Со стороны Шадрина послышался приглушенный мат, он поднялся на ноги и, даже не обернувшись, потопал дальше. Я тоже встал, поставил оружие на предохранитель и, костеря Шадрина, пошел за ним следом. Почти сразу стала понятна причина остановки – метрах в пятидесяти в кусте орешника мелькнула чья-то тень. Заметив идущих людей, тень дала деру, и я увидел трусящую под обрыв енотовидную собаку. Жаль потерянного времени, но уж лучше так полежать, чем из-за собственной самоуверенности напороться на залегшего «чеха». С глазастостью у Виталика все в порядке, это одна из причин, что он до сих пор жив. И еще сто лет пусть живет. Топаем, топаем, топаем дальше.

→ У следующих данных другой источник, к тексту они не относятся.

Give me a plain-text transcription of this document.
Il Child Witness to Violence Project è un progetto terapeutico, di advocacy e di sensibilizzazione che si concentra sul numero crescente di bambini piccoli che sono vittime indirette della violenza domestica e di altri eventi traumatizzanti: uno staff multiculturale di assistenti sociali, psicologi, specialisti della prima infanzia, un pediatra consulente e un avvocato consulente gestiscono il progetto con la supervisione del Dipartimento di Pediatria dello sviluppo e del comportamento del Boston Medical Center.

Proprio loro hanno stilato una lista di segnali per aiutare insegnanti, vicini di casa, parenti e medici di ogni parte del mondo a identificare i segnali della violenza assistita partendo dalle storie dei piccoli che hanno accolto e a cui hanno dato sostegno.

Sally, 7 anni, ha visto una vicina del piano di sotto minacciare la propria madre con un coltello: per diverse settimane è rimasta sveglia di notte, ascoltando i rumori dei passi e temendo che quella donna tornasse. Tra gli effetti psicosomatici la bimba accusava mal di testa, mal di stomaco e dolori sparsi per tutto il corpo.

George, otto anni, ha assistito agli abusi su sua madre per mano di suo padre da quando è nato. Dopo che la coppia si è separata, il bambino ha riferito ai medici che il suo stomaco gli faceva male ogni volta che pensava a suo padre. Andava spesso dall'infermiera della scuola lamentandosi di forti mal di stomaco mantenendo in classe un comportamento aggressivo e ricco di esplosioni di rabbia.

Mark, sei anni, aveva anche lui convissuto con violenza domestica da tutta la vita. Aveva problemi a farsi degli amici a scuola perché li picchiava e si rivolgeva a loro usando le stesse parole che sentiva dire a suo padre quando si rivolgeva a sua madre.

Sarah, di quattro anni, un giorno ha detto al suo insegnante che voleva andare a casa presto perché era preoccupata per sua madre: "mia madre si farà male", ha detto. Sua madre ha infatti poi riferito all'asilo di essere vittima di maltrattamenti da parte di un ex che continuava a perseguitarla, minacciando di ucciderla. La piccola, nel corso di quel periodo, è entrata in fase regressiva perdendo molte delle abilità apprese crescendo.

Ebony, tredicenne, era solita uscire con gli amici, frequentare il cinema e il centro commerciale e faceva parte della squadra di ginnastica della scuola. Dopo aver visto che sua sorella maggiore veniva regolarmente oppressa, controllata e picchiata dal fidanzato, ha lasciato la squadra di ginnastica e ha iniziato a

По маскхалату заскрежетали шипы шиповника. Интересно, будет ли у меня хоть одно БЗ, на котором не придется уворачиваться от его колючества? Наверное, нет. Да и фиг с ним. Переживу.
Виталик снова поднял руку, встал и почти сразу начал забирать вправо. Значит, почти дошли. Все правильно. Остановившись час назад для крайнего «перекура» (времени хватало), мы решили обойти обнаруженную Шадриным фишку и подойти к самой базе засветло – благо погода позволяла, небо окончательно заволокло тучами, стелился небольшой туман.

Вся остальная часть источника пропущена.